The Moroccan monarchy originated from an oasis on the Red Sea coast of Arabia. It is directly descended from the Prophet Mohammed through his daughter Fatima and his cousin and son-in-law Ali Ibn AbiTalib. The Alouites have ruled Morocco since the 17th century.
Today the country is governed by King Mohammed VI who was crowned on 30 July 1999. He is the 23rd monarch of the Alaouite dynasty and the 3rd to bear the title of King. It is indeed his grandfather, Mohammed V considered as the father of the Moroccan nation who, back from exile in March 1956, transformed the Cherifian Empire into the Kingdom of Morocco. He then gave up the title of Sultan to be the first to wear the royal crown. His son Hassan II succeeded him on the throne in March 1961.
In 1962 Hassan II gave the kingdom a legal definition of the royal family. Broadly speaking, it consists of the first family circle: "Members of the royal family are… the King's ascendants, his direct descendants, his wives, brothers and their children of both sexes, sisters and uncles. ». It should be noted in passing that Moroccan heredity remains deeply marked by male domination, since the children of his sisters are not members of the royal family, unlike the children of his brothers.
Since his accession to the throne, King Mohammed VI has made tangible changes in many areas: societal changes, political reforms, territorial planning, diplomatic influence…
Following the Arab Spring, the Moroccan regime was significantly liberalized by embarking on the path of constitutional monarchy. In particular, a new constitution and legislative elections by universal suffrage were introduced. Thus the Government, which continues to be appointed and dismissed by the monarch, is now the emanation of an elected parliamentary majority.
In 2005 Mohamed VI launched the National Initiative for Human Development (INDH), a cross-cutting programme which contributes to lowering the level of poverty in the kingdom and which earned the Head of State the nickname of "King of the Poor".

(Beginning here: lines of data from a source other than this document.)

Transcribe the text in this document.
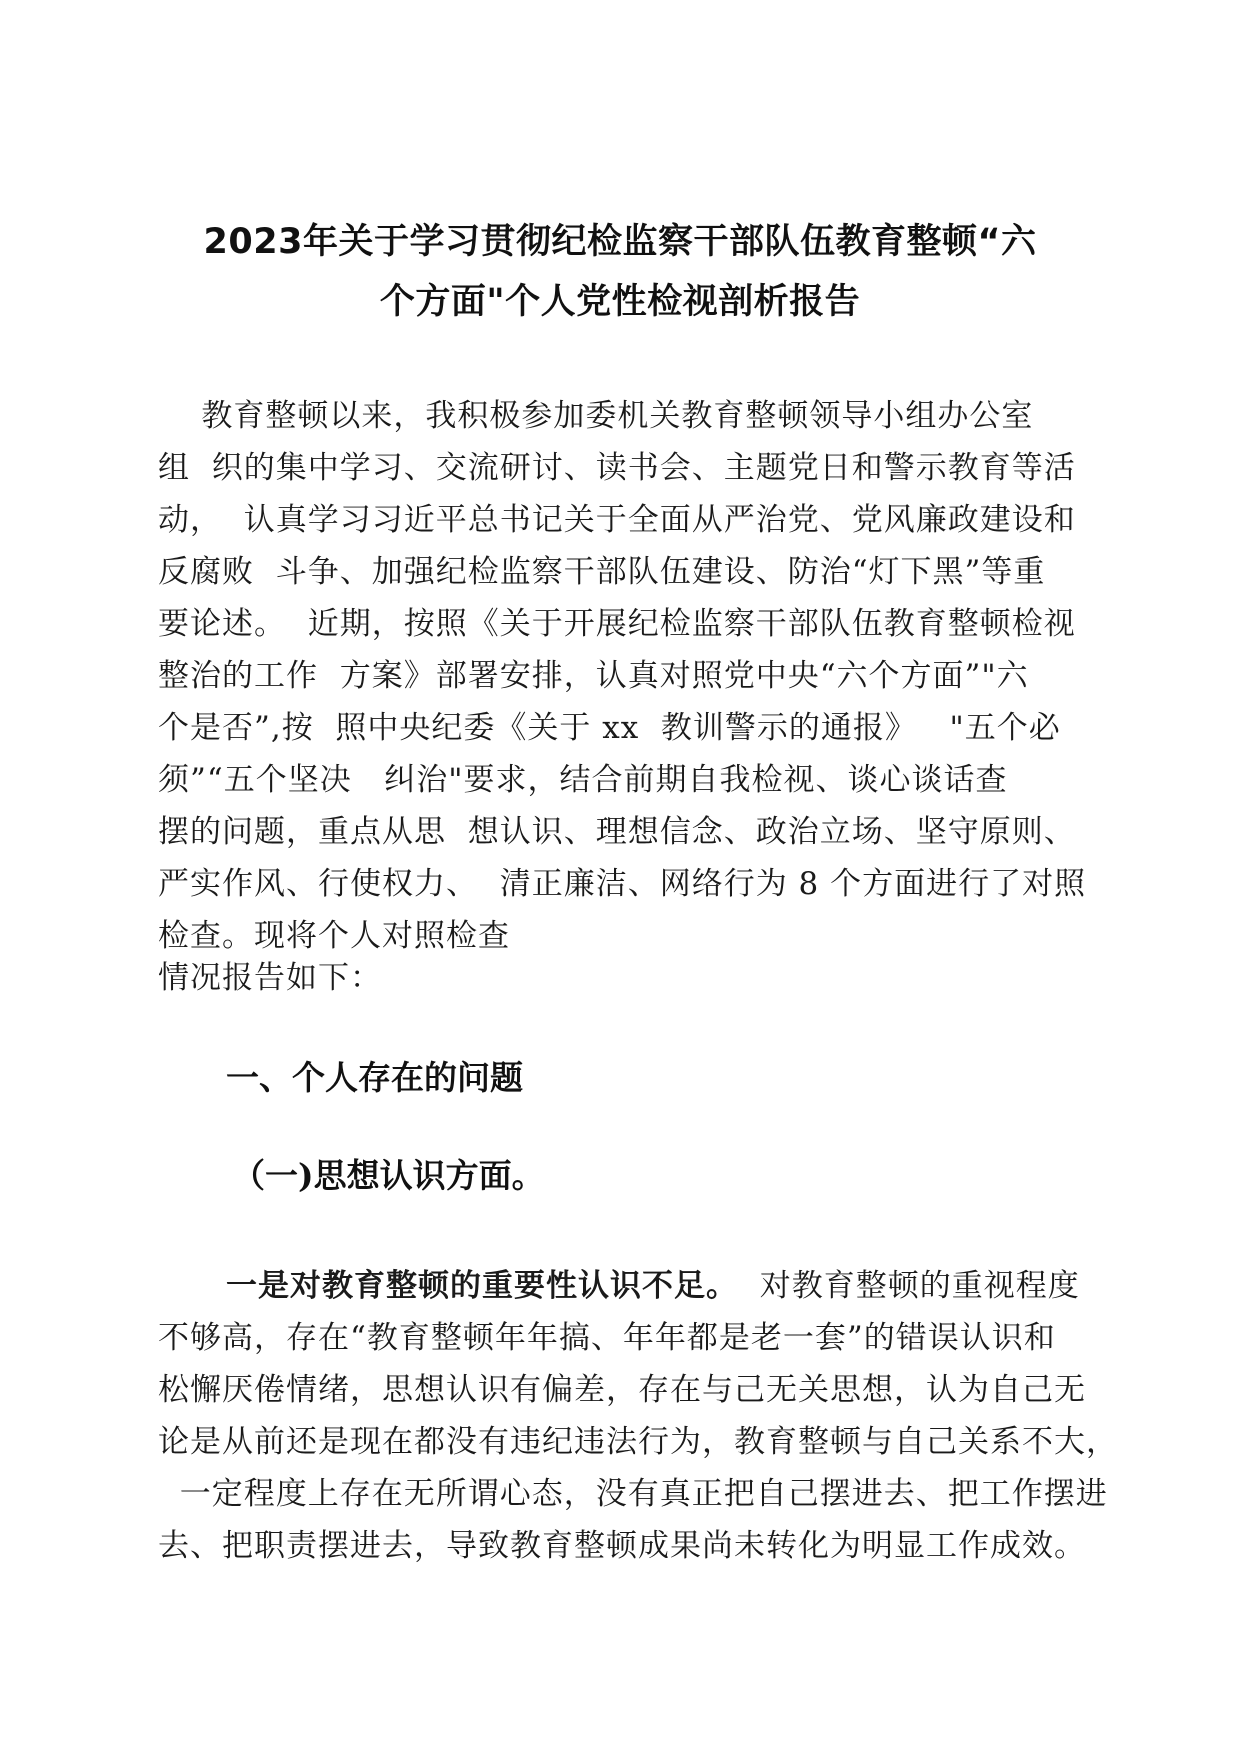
2023年关于学习贯彻纪检监察干部队伍教育整顿“六
个方面"个人党性检视剖析报告
教育整顿以来，我积极参加委机关教育整顿领导小组办公室
组  织的集中学习、交流研讨、读书会、主题党日和警示教育等活
动，  认真学习习近平总书记关于全面从严治党、党风廉政建设和
反腐败  斗争、加强纪检监察干部队伍建设、防治“灯下黑”等重
要论述。  近期，按照《关于开展纪检监察干部队伍教育整顿检视
整治的工作  方案》部署安排，认真对照党中央“六个方面”"六
个是否”,按  照中央纪委《关于 xx  教训警示的通报》   "五个必
须”“五个坚决   纠治"要求，结合前期自我检视、谈心谈话查
摆的问题，重点从思  想认识、理想信念、政治立场、坚守原则、
严实作风、行使权力、  清正廉洁、网络行为 8 个方面进行了对照
检查。现将个人对照检查
情况报告如下：
一、个人存在的问题
（一)思想认识方面。
一是对教育整顿的重要性认识不足。  对教育整顿的重视程度
不够高，存在“教育整顿年年搞、年年都是老一套”的错误认识和
松懈厌倦情绪，思想认识有偏差，存在与己无关思想，认为自己无
论是从前还是现在都没有违纪违法行为，教育整顿与自己关系不大，
一定程度上存在无所谓心态，没有真正把自己摆进去、把工作摆进
去、把职责摆进去，导致教育整顿成果尚未转化为明显工作成效。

Mohamed VI also wants to be a king builder: he regularly travels around the country to inaugurate major infrastructure projects that he instigated. Moroccan cities have thus changed their face in two decades. From Tangier to Laayoune, via Casablanca, Marrakech, Fes, Oujda and Dakhla, equipment programmes have been launched everywhere and are being carried out with great enthusiasm.
In twenty years, Morocco has made considerable progress on the road to modernity, both politically and economically and socially. Thus the King, who is highly respected by the population, can also boast real popularity.